On financials, she points out that Padini’s 9M25 results came in above expectations, thanks to a stronger-than-anticipated recovery in gross profit margin, which rose to 39.3%.

This was driven by a better product mix, fewer markdowns and improved inventory turn-over.

She also points to operating expenses which climbed 8.9% year-on-year, outpacing revenue growth of 5.6% (with same-store sales growth of 1%), as staff costs and bonus payouts rose.

Looking ahead, Tai believes competitive pressures remain high, both from traditional and online players.

With rising operating costs – particularly in a tight labour market – Tai says “pricing remains a sensitive lever” for Padini.

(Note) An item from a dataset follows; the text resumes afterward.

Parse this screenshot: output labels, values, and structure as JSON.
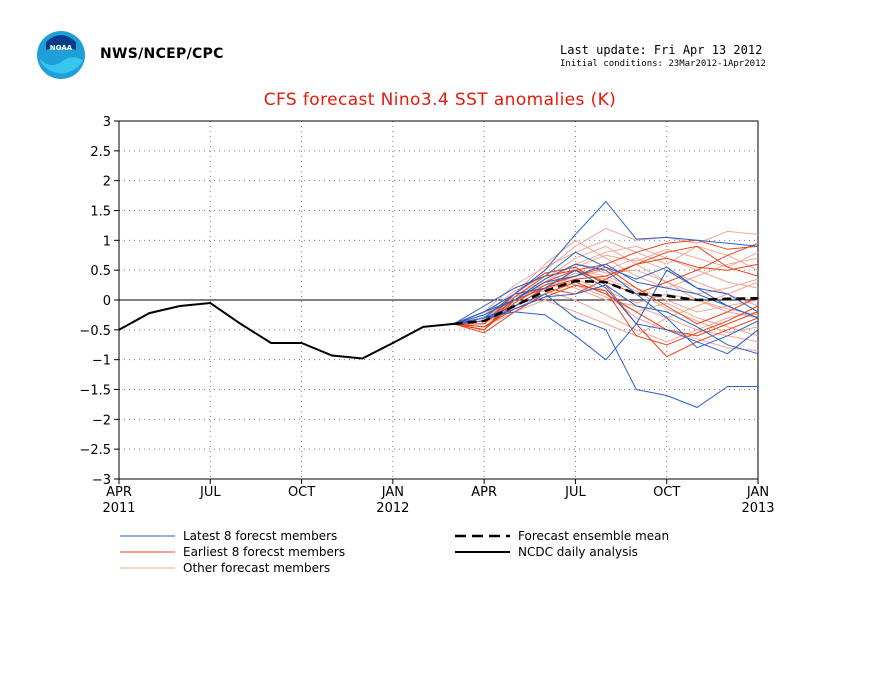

“Pricing remains a sensitive lever for the group and management typically treats price hikes as a last resort in order to preserve its value-for-money positioning and maintain affordability for its customer base,” she concludes.

Padini’s founder and managing director Yong Pang Chaun is still the biggest shareholder through Yong Pang Chaun Holdings Sdn Bhd, which owns 43.7% of the company.

Other major shareholders include the Retirement Fund with 10%, the Employees Provident Fund with 7.8%, PRUlink Equity Fund with 3.7%, and Lembaga Tabung Haji with 3.6%.